Dra. Cíntia fala ainda sobre os tipos de cefaleias primárias mais frequentes em crianças. “As mais comuns na infância são a enxaqueca e a cefaleia tensional. A enxaqueca pode ser desencadeada por uma série de fatores como atividade física, alimentos com muita cafeína ou muito gordurosos e embutidos, privação de sono, jejum muito prolongado, além do fator genético. Ela pode ter intensidade de moderada a forte, dura em torno de 3 dias e costuma ser unilateral (embora na criança pequena possa ocorrer dos dois lados). A cefaleia tensional, no geral, pode ser deflagrada pelos quadros de ansiedade e também pelo stress”. 
A neuropediatra faz, também, um alerta sobre os riscos da automedicação. “É preciso investigar porque a criança está tendo aquela dor e, se ela for sendo medicada por conta dos pais, pode-se estar postergando um diagnóstico de uma cefaleia secundária. A automedicação é preocupante porque pode ocasionar ainda a cefaleia por abuso de medicação, criando aí um círculo vicioso. Por isso o indicado é que se procure um neurologista infantil ou até mesmo o pediatra, que pode fazer as orientações iniciais e, se o quadro for persistente, encaminhar para o especialista”. 

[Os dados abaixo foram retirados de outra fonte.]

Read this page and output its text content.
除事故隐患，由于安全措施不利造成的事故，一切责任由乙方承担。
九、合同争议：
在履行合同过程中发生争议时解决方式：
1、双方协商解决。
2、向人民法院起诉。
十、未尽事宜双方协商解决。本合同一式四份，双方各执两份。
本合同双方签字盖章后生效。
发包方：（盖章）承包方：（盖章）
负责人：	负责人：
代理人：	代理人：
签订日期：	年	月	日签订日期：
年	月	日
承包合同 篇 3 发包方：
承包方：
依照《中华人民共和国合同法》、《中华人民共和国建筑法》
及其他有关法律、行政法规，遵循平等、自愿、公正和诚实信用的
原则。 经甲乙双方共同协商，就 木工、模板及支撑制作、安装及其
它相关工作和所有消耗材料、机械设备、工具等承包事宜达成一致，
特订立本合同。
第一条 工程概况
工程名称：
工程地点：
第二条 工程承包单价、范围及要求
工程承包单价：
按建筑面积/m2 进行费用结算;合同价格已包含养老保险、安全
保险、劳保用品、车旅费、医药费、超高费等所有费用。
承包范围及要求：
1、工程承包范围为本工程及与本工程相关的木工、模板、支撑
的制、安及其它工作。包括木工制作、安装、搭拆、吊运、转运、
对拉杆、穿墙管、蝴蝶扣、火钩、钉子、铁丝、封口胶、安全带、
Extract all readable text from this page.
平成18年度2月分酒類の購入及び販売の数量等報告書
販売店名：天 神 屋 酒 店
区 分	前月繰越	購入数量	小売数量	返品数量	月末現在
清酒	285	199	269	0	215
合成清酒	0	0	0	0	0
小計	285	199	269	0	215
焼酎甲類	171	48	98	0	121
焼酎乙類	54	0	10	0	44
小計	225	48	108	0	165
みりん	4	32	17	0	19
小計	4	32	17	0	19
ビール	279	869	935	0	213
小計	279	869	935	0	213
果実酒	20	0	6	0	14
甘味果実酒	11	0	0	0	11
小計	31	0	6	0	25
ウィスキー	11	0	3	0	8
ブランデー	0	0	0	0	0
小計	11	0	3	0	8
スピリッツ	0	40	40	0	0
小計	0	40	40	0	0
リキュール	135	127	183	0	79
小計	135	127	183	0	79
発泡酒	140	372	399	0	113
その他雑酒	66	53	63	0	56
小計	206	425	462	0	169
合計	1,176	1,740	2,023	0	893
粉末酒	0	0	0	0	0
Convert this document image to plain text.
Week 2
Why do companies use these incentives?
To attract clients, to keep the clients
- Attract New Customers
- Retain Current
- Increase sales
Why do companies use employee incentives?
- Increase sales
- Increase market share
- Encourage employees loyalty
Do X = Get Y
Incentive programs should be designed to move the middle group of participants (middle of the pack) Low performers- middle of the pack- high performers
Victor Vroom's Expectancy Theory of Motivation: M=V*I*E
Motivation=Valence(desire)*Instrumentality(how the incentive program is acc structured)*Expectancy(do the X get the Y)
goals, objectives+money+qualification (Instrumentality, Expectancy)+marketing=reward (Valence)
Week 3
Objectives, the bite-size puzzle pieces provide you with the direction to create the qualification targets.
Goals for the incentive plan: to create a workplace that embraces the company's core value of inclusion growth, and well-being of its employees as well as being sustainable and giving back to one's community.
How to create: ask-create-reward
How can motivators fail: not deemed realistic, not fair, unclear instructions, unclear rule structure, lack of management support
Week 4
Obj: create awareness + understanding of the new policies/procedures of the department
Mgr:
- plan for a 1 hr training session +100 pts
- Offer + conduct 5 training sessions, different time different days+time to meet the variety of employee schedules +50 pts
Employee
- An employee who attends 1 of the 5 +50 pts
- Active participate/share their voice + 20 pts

Dra. Cíntia finaliza explicando alguns sinais de alerta para os pais com relação às dores de cabeça secundárias. “A criança que acorda de madrugada por causa da dor, mudanças no padrão da dor (como intensidade e frequência), dores quase diárias ou súbitas. Seria bom que os pais pudessem fazer um diário dessa dor, anotando coisas como o dia e a hora em que a dor ocorreu, se a criança teve fotofobia, fonofobia ou enjoo, a intensidade, se precisou medicar, a localização da dor, o que a criança estava fazendo quando a dor começou, o tempo em que a dor durou e se melhorou com medicação. Isso vai ajudar o médico a caracterizar aquela cefaleia”, finaliza.